3: sudo dpkg -i cuda-repo-<distro>_<version>_<architecture>.deb or 4: sudo ./cuda__linux.run
or
Download the driver from http://www.nvidia.com/download/driverResults.aspx/80892/en-us and then
sudo ./NVIDIA-Linux-x86_64-340.65.run

Every time when I finished one of three above, the same fault information shows up:

-a)the distribution-provided pre-install script failed

-b)ERROR: Unable to load the kernel module ‘nvidia.ko’. This happens most frequently when this kernel module was built against the wrong or improperly configured kernel sources, with a version of gcc that differs from the one used to build the target kernel, or if a driver such as rivafb, nvidiafb, or nouveau is present and prevents the NVIDIA kernel module from obtaining ownership of the NVIDIA graphics device(s), or no NVIDIA GPU installed in this system is supported by this NVIDIA Linux graphics driver release.
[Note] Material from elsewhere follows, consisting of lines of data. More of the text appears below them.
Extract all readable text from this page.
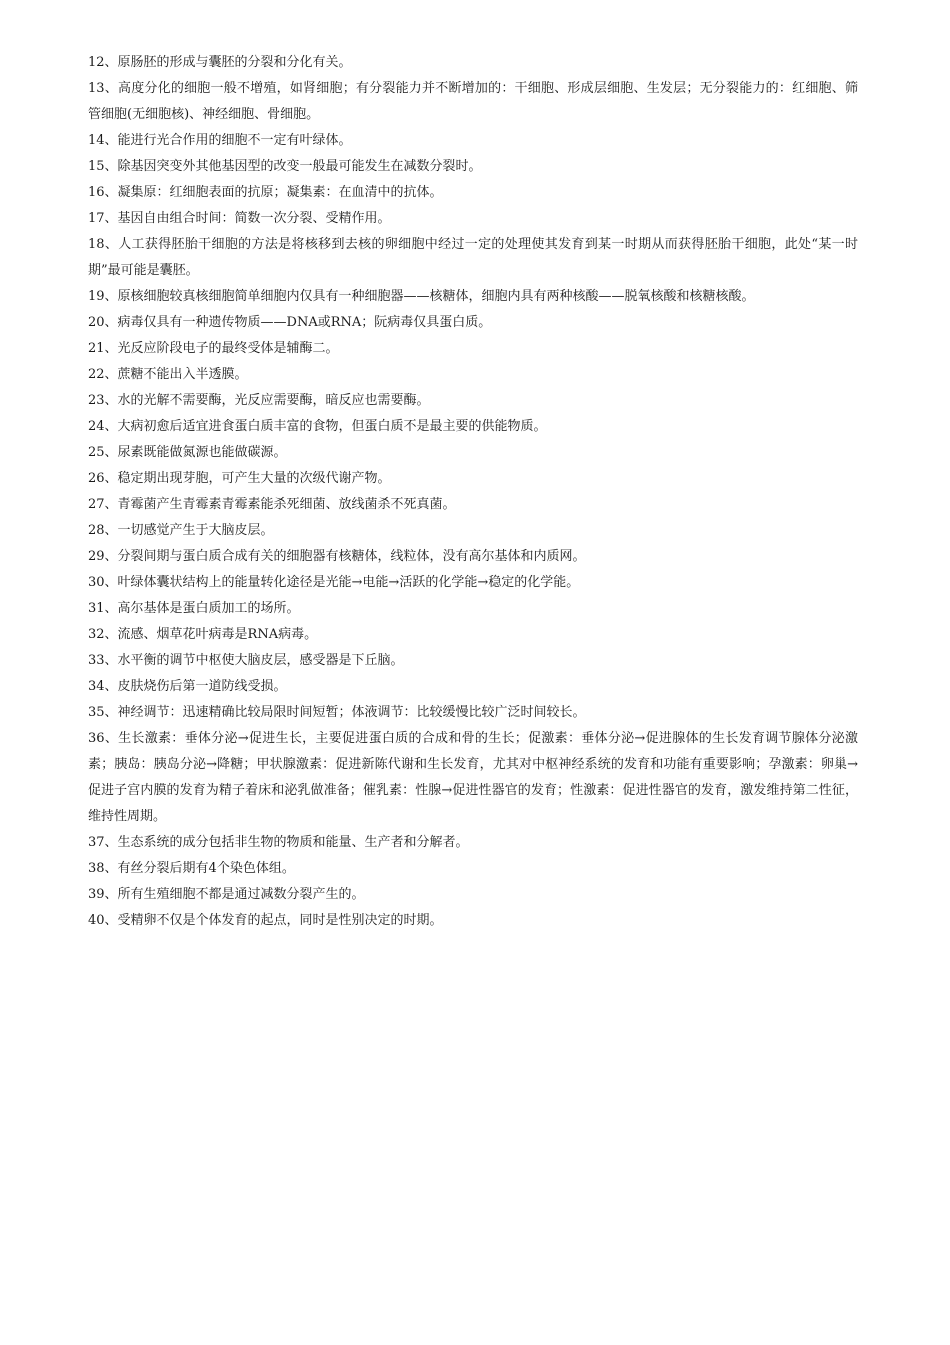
12、原肠胚的形成与囊胚的分裂和分化有关。

13、高度分化的细胞一般不增殖，如肾细胞；有分裂能力并不断增加的：干细胞、形成层细胞、生发层；无分裂能力的：红细胞、筛管细胞(无细胞核)、神经细胞、骨细胞。

14、能进行光合作用的细胞不一定有叶绿体。

15、除基因突变外其他基因型的改变一般最可能发生在减数分裂时。

16、凝集原：红细胞表面的抗原；凝集素：在血清中的抗体。

17、基因自由组合时间：简数一次分裂、受精作用。

18、人工获得胚胎干细胞的方法是将核移到去核的卵细胞中经过一定的处理使其发育到某一时期从而获得胚胎干细胞，此处“某一时期”最可能是囊胚。

19、原核细胞较真核细胞简单细胞内仅具有一种细胞器——核糖体，细胞内具有两种核酸——脱氧核酸和核糖核酸。

20、病毒仅具有一种遗传物质——DNA或RNA；阮病毒仅具蛋白质。

21、光反应阶段电子的最终受体是辅酶二。

22、蔗糖不能出入半透膜。

23、水的光解不需要酶，光反应需要酶，暗反应也需要酶。

24、大病初愈后适宜进食蛋白质丰富的食物，但蛋白质不是最主要的供能物质。

25、尿素既能做氮源也能做碳源。

26、稳定期出现芽胞，可产生大量的次级代谢产物。

27、青霉菌产生青霉素青霉素能杀死细菌、放线菌杀不死真菌。

28、一切感觉产生于大脑皮层。

29、分裂间期与蛋白质合成有关的细胞器有核糖体，线粒体，没有高尔基体和内质网。

30、叶绿体囊状结构上的能量转化途径是光能→电能→活跃的化学能→稳定的化学能。

31、高尔基体是蛋白质加工的场所。

32、流感、烟草花叶病毒是RNA病毒。

33、水平衡的调节中枢使大脑皮层，感受器是下丘脑。

34、皮肤烧伤后第一道防线受损。

35、神经调节：迅速精确比较局限时间短暂；体液调节：比较缓慢比较广泛时间较长。

36、生长激素：垂体分泌→促进生长，主要促进蛋白质的合成和骨的生长；促激素：垂体分泌→促进腺体的生长发育调节腺体分泌激素；胰岛：胰岛分泌→降糖；甲状腺激素：促进新陈代谢和生长发育，尤其对中枢神经系统的发育和功能有重要影响；孕激素：卵巢→促进子宫内膜的发育为精子着床和泌乳做准备；催乳素：性腺→促进性器官的发育；性激素：促进性器官的发育，激发维持第二性征，维持性周期。

37、生态系统的成分包括非生物的物质和能量、生产者和分解者。

38、有丝分裂后期有4个染色体组。

39、所有生殖细胞不都是通过减数分裂产生的。

40、受精卵不仅是个体发育的起点，同时是性别决定的时期。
So you mean it’s not the problem of motherboard?

I appreciate if you could give me any suggestion.

Thank you!

start with a clean OS install.

Follow the run file installation method. Be sure to perform step 4.3 If you have trouble, identify at which step you have trouble.

I appreciate you replied!

I finished the step 4.3 every time. I also tried other methods to disable other driver/profiling which might get conflicting. I reinstalled a clean OS more than 10 times to restart the steps but the problem is still the same.
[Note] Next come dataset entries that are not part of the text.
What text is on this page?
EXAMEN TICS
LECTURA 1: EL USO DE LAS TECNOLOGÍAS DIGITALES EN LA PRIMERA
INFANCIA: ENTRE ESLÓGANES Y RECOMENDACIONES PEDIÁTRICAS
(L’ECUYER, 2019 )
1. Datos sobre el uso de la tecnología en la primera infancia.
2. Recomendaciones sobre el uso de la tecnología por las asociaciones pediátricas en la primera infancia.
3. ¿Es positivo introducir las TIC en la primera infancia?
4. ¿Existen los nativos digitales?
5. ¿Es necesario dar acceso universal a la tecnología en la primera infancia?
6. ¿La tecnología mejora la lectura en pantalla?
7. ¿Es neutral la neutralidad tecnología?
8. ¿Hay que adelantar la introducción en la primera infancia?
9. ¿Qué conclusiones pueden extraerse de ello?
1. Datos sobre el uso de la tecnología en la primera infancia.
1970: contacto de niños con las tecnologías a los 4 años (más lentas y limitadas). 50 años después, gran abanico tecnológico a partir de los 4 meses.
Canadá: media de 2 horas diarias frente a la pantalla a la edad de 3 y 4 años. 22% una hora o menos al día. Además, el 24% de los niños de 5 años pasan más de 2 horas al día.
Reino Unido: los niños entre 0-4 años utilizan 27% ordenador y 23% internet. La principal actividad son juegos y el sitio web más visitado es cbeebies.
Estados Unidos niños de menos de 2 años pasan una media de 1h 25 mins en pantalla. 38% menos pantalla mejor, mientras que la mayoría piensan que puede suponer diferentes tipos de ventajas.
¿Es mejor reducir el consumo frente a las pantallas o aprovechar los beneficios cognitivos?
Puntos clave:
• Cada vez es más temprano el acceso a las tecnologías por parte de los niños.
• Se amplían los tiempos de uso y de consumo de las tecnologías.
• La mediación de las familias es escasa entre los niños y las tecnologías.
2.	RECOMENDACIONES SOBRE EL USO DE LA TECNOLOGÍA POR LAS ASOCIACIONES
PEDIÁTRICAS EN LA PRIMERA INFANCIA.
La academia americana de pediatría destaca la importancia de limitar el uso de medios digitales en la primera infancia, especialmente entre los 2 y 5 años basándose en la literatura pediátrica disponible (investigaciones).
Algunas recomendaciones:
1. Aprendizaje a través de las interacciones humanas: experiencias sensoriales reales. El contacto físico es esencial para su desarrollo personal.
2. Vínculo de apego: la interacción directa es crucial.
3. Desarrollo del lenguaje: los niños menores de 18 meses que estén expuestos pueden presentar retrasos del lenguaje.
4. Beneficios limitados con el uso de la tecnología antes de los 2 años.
Is there any other possible solution?

Thank you so much!

I guess you don’t want to follow my instructions. Perhaps someone else can help you. Installing a K80 on a Asrock motherboard is probably not a good idea anyway. The K80 has specific cooling and motherboard support requirements. It’s quite possible that the motherboard won’t support it and/or you haven’t provided adequate cooling for the K80.

The K80 is designed to be used in OEM servers that are certified for the K80.

Hi txbob,

Your info is really helpful! Thank you!

Regards,
Jiawen

txbob,

What motherboard requirements are you referring to? Got a link? Would like to see if my current MB is sufficient.

Thanks,

John

No, there aren’t links to motherboard requirements. The K80 is not designed to be plugged into an arbitrary motherboard, in an arbitrary system you build. It may work of course, if you know what you’re doing, but it may not.

The K80 is intended to be used in qualified OEM systems. The link for that is here:

http://www.nvidia.com/object/where-to-buy-tesla.html

You’re welcome to do whatever you want with your K80 of course. But your mileage may vary.

If you want a more flexible Tesla GPU that is designed to be workable in a wider range of systems, including workstations, try the Tesla K40c

Thanks txbob. I am currently using dual Titan X’s, but they suffer from lack of double precision. I saw a K80 listed on eBay for $2k and figured WTH, try it out. It shows up in my system using lscpi, and I upgraded to the latest CUDA libraries (7.5), but deviceQry still doesn’t see it. Shall I put it back on eBay, or is there something else I can try to get it working? I am very experienced with Linux, BIOS and other relevant areas, but I can’t seem to find a resource to tell me what specific things I should be checking to make the Tesla work.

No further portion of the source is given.